Ich schreib Dir heute abend mal ein paar Ruten-Alternativen rein ... die Saltiga-Rolle paßt zum Salzwasser-Spinnen aber perfekt (bitte noch Rollengröße mitteilen).

Gruß, #h
Robert


----------



## Nick_A (2. Juni 2009)

*AW: LightTackle Blechpeitsche*



singer schrieb:


> Das mit der Kampfkraft dürfte er sich einfach so mal ausgedacht haben. Welche Fische lassen sich so schon qualifizieren?

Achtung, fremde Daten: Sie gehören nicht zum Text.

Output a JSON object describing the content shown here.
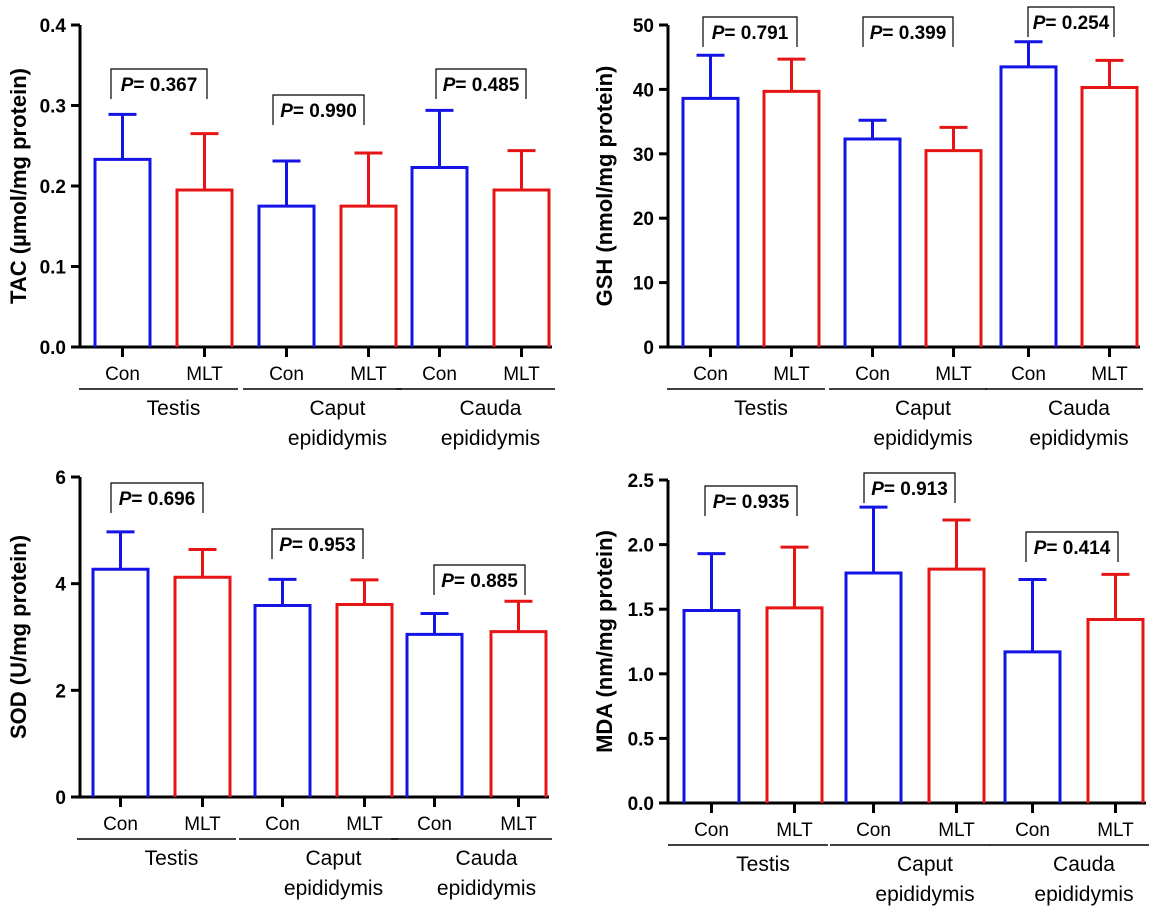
{
  "chart_data": [
    {
      "type": "bar",
      "ylabel": "TAC (µmol/mg protein)",
      "ylim": [
        0,
        0.4
      ],
      "yticks": [
        0.0,
        0.1,
        0.2,
        0.3,
        0.4
      ],
      "ytick_labels": [
        "0.0",
        "0.1",
        "0.2",
        "0.3",
        "0.4"
      ],
      "groups": [
        "Con",
        "MLT"
      ],
      "categories": [
        "Testis",
        "Caput\nepididymis",
        "Cauda\nepididymis"
      ],
      "series": [
        {
          "name": "Con",
          "color": "#1414e6",
          "values": [
            0.233,
            0.175,
            0.223
          ],
          "errors": [
            0.056,
            0.056,
            0.071
          ]
        },
        {
          "name": "MLT",
          "color": "#e61414",
          "values": [
            0.195,
            0.175,
            0.195
          ],
          "errors": [
            0.07,
            0.066,
            0.049
          ]
        }
      ],
      "p_labels": [
        "P",
        "P",
        "P"
      ],
      "p_values": [
        "= 0.367",
        "= 0.990",
        "= 0.485"
      ],
      "grid": false
    },
    {
      "type": "bar",
      "ylabel": "GSH (nmol/mg protein)",
      "ylim": [
        0,
        50
      ],
      "yticks": [
        0,
        10,
        20,
        30,
        40,
        50
      ],
      "ytick_labels": [
        "0",
        "10",
        "20",
        "30",
        "40",
        "50"
      ],
      "groups": [
        "Con",
        "MLT"
      ],
      "categories": [
        "Testis",
        "Caput\nepididymis",
        "Cauda\nepididymis"
      ],
      "series": [
        {
          "name": "Con",
          "color": "#1414e6",
          "values": [
            38.6,
            32.3,
            43.5
          ],
          "errors": [
            6.7,
            2.9,
            3.9
          ]
        },
        {
          "name": "MLT",
          "color": "#e61414",
          "values": [
            39.7,
            30.5,
            40.3
          ],
          "errors": [
            5.0,
            3.6,
            4.2
          ]
        }
      ],
      "p_labels": [
        "P",
        "P",
        "P"
      ],
      "p_values": [
        "= 0.791",
        "= 0.399",
        "= 0.254"
      ],
      "grid": false
    },
    {
      "type": "bar",
      "ylabel": "SOD (U/mg protein)",
      "ylim": [
        0,
        6
      ],
      "yticks": [
        0,
        2,
        4,
        6
      ],
      "ytick_labels": [
        "0",
        "2",
        "4",
        "6"
      ],
      "groups": [
        "Con",
        "MLT"
      ],
      "categories": [
        "Testis",
        "Caput\nepididymis",
        "Cauda\nepididymis"
      ],
      "series": [
        {
          "name": "Con",
          "color": "#1414e6",
          "values": [
            4.27,
            3.59,
            3.05
          ],
          "errors": [
            0.7,
            0.49,
            0.39
          ]
        },
        {
          "name": "MLT",
          "color": "#e61414",
          "values": [
            4.12,
            3.61,
            3.1
          ],
          "errors": [
            0.52,
            0.46,
            0.57
          ]
        }
      ],
      "p_labels": [
        "P",
        "P",
        "P"
      ],
      "p_values": [
        "= 0.696",
        "= 0.953",
        "= 0.885"
      ],
      "grid": false
    },
    {
      "type": "bar",
      "ylabel": "MDA (nm/mg protein)",
      "ylim": [
        0,
        2.5
      ],
      "yticks": [
        0.0,
        0.5,
        1.0,
        1.5,
        2.0,
        2.5
      ],
      "ytick_labels": [
        "0.0",
        "0.5",
        "1.0",
        "1.5",
        "2.0",
        "2.5"
      ],
      "groups": [
        "Con",
        "MLT"
      ],
      "categories": [
        "Testis",
        "Caput\nepididymis",
        "Cauda\nepididymis"
      ],
      "series": [
        {
          "name": "Con",
          "color": "#1414e6",
          "values": [
            1.49,
            1.78,
            1.17
          ],
          "errors": [
            0.44,
            0.51,
            0.56
          ]
        },
        {
          "name": "MLT",
          "color": "#e61414",
          "values": [
            1.51,
            1.81,
            1.42
          ],
          "errors": [
            0.47,
            0.38,
            0.35
          ]
        }
      ],
      "p_labels": [
        "P",
        "P",
        "P"
      ],
      "p_values": [
        "= 0.935",
        "= 0.913",
        "= 0.414"
      ],
      "grid": false
    }
  ]
}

Naja, ganz zu schlimm ist es nicht, daß ich mir das nur "ausgedacht" habe 

 ... beruht schon einerseits auf eigenen (praktischen!) Erfahrungswerten .... und habe ich so -oder so ähnlich- auch schon in Büchern und Zeitschriften lesen können. :g


Beispiel:
Ein Hecht mit ca. 5 KG macht noch lang nicht so einen Druck wie ein Jack-Crevalle mit 2 kg ... nur so mal als Vergleich 

Der Faktor 2-4 sollte ja auch nur ein grober "Anhaltspunkt" sein !!!


----------



## freibadwirt (2. Juni 2009)

*AW: LightTackle Blechpeitsche*

Na ja
zum Spinnspinnen vom Ufer aus würde ich auf jeden Fall eine hochwertige Rute holen zum Beispiel eine Harrison VHF 60 - 150g oder ne Shimano Lesath Monster 42 - 168g . Alles andere zerlegt dir ein GT  von 5 kg in 0,nix :q:q:q hab ich selbst schon erlebt .Die Saltiga 4500 o. 5000 als Rolle ist klasse passt auch gut zu den genanten Ruten . Blechpeitsche hab ich aus ist meiner Meinung nach für die Art der Fischerei nicht geeignet .

@ Nick_A
der faktor 2 - 4 ist nicht schlecht glaube aber das es eher das 10 fache ist .|uhoh:
Gruß Andreas#h#h#h


----------



## Bibbelmann (2. Juni 2009)

*AW: LightTackle Blechpeitsche*



freibadwirt schrieb:


> Na ja
> zum Spinnspinnen vom Ufer aus würde ich auf jeden Fall eine hochwertige Rute holen zum Beispiel eine Harrison VHF 60 - 150g oder ne Shimano Lesath Monster 42 - 168g . Alles andere zerlegt dir ein GT  von 5 kg in 0,nix :q:q:q hab ich selbst schon erlebt .Die Saltiga 4500 o. 5000 als Rolle ist klasse passt auch gut zu den genanten Ruten . Blechpeitsche hab ich aus ist meiner Meinung nach für die Art der Fischerei nicht geeignet .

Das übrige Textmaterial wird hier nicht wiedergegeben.